Initial Access Techniques

Attackers use initial access techniques to gain entry to penetrate their target environment. From phishing to exploiting applications and supply chains, you’re likely familiar with most of these techniques. Understanding initial access trends is crucial for identifying the best mitigations to ward off adversaries before they become deeply embedded in networks and systems.

Recently, zero trust has become a huge topic in the cybersecurity industry of late, and looking at Figure 5, it’s hard to argue against the core thesis of this strategy. Three of the four most frequent initial access techniques target trust—trusted accounts or credentials, trusted relationships with third parties, and trusting users who fall for phishing schemes. These techniques also rank in the top four for financial losses.
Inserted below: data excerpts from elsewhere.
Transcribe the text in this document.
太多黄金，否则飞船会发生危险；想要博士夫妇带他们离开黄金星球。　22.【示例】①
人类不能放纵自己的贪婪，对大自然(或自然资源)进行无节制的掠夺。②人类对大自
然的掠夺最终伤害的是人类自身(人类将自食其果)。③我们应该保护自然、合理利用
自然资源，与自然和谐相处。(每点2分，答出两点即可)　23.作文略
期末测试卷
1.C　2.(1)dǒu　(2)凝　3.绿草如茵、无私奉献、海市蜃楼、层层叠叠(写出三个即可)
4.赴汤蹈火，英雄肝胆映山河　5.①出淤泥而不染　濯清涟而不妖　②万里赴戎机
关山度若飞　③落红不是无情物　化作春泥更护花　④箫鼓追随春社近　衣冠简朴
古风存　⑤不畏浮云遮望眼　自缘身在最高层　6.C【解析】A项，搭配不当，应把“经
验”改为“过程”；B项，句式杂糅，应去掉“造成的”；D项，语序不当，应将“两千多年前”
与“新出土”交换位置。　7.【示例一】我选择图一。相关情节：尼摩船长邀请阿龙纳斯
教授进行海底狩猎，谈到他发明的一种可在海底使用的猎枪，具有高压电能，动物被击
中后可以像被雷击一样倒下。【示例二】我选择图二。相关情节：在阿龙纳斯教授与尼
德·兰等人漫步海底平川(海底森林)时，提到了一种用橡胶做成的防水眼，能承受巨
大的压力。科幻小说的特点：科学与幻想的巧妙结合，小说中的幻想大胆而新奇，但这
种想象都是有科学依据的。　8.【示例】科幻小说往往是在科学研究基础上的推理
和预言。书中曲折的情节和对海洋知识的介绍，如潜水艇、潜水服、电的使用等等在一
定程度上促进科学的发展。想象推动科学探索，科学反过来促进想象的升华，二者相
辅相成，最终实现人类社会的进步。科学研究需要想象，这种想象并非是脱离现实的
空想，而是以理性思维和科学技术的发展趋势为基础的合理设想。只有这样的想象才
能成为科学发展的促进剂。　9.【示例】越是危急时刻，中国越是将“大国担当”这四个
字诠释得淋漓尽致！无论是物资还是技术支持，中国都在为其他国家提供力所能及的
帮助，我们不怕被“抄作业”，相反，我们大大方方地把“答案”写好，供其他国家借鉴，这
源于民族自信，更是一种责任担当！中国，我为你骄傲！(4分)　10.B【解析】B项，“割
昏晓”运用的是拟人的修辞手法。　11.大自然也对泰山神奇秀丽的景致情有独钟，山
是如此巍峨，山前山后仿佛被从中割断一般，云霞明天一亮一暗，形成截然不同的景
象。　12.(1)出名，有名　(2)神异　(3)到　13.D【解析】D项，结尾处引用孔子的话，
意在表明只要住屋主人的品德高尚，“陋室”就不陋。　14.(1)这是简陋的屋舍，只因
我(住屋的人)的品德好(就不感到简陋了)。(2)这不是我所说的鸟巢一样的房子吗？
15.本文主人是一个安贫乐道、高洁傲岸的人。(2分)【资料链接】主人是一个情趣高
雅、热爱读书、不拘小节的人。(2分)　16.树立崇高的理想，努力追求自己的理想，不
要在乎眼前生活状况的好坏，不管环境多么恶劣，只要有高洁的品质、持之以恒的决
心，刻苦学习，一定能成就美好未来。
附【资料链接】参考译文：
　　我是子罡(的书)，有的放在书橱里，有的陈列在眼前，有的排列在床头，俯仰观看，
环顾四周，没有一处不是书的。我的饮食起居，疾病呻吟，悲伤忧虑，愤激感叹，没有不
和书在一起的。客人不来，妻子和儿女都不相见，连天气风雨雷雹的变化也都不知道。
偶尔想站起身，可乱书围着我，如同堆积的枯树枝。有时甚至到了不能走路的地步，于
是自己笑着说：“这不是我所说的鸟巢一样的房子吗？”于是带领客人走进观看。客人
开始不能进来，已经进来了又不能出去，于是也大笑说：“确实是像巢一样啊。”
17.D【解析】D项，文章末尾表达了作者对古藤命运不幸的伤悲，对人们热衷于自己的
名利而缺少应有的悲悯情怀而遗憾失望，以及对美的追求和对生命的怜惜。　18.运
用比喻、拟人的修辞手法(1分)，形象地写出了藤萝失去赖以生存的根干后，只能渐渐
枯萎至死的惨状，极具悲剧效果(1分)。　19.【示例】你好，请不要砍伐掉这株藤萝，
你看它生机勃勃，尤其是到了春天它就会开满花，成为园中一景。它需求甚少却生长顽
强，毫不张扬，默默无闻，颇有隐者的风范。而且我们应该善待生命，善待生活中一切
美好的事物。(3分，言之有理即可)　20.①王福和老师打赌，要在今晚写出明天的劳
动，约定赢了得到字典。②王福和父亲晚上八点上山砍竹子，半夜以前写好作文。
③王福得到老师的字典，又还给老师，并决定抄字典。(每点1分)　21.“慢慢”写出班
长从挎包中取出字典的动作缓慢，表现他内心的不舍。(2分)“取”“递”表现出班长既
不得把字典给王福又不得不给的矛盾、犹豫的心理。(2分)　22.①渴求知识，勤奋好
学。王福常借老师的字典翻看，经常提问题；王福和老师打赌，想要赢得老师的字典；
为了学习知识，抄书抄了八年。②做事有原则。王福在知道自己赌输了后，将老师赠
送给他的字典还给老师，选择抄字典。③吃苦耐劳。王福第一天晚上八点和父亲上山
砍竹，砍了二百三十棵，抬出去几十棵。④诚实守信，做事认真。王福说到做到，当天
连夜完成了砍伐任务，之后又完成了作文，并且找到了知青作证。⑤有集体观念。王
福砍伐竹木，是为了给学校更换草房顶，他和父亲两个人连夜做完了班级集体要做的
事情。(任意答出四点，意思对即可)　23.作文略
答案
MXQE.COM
Key stats associated with the initial access techniques used in ripple events

The subversion of valid user accounts and trusted third-party relationships contribute to over 60% of downstream parties impacted by ripple events; and it’s easy to see why. Once an attacker gains the privileges intended for trusted users or third parties, they’re on the fast track to spreading across the network and supply chain. If you’re curious about the underlying risk factors enabling this spread, our Balancing Third-Party Risk report offers useful insight.

The exploitation of web applications is another major initial access vector for ripple events. Not only does this technique rank third on the frequency scale, it contributes to nearly two-thirds of all financial losses! This validates the critical importance of continual assessments to ensure that internet-facing devices are properly secured.

Top Initial Access Mitigation Strategies

As mentioned above, many of the most common and impactful initial access techniques target trusted accounts. Therefore, it’s fitting that several of the top mitigation methods illustrated in Figure 6 focus on securing those accounts and credentials (e.g., M1018, M1026, M1027, and M1032).

Other effective strategies include segmentation (M1030), limiting access to network resources (M1035), and isolating or sandboxing applications (M1048). These approaches can effectively restrict adversaries who manage to exploit accounts or applications.


Recommended Mitigations for the most common initial access techniques

Security hygiene emerges as a third theme woven through the recommended mitigations for initial access techniques. Implementing measures such as updating software (M1051), avoiding easy exploitation (M1050), conducting vulnerability scans (M1016), and restricting unnecessary web content and services (M1021) all reduce the likelihood of your organization falling prey to opportunistic attackers.